I am due to give a paper entitled ‘sign language corpus creation as digital humanities ethnography’ at the 4th international corpus linguistics conference held in Birmingham (UK) between 27 and 30 July 2007.
With this paper I aim to suggest that if the design of a corpus (in this case of sign language, see for example the ECHO sign language datasets) extends its research value well beyond linguistics as a discipline (to include e.g. education, sociology, psychology, history etc.), then the methodology for the creation of such a corpus can usefully be based on ethnographic methods, including also in particular ethnographic collaboration with language users — in this case, collaboration with deaf people themselves. At this point I am unsure to what extent this might also include virtual ethnographic approaches. Any ideas?
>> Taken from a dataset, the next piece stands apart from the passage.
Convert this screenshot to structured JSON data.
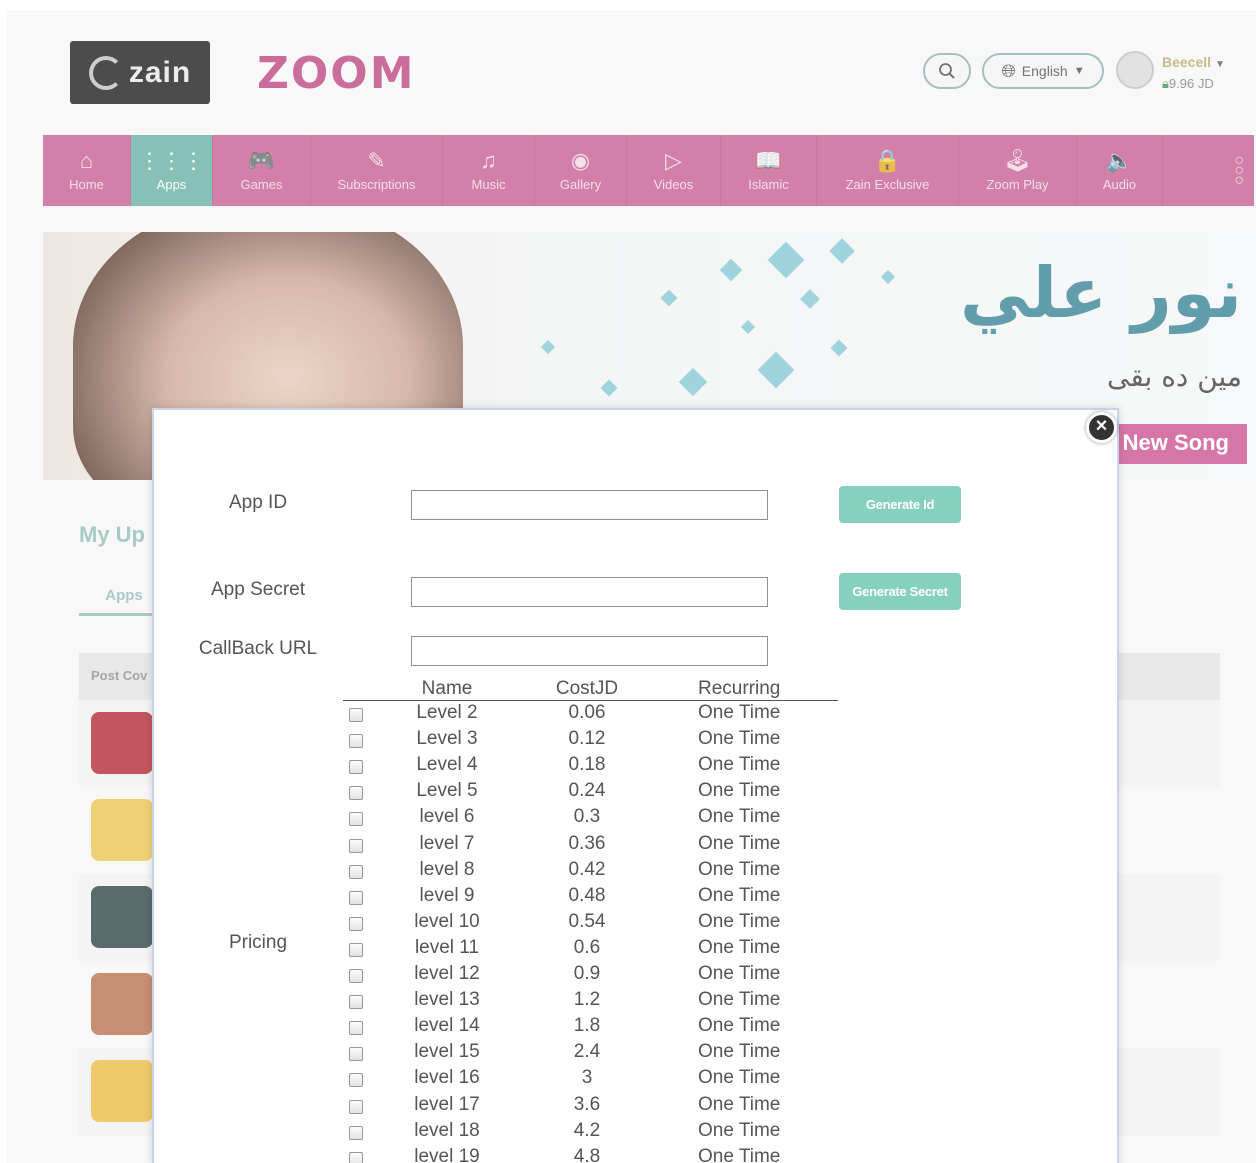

Secondly, it is clear that current language corpora are less dynamic (in terms of interaction between users, producers and commentators of language within the datasets) than could perhaps be envisaged. For example, wikis might be considered corpora of lexical meanings that derive from broad participation in the construction of lemmata and the semantic description of lexis, although they lack data on word frequency and distribution. The second question I am pondering for my paper is therefore, what role might virtual ethnographers play in working towards ‘next-generation’ language corpora — more dynamic datasets based on broad participation? Again, your comments are welcome.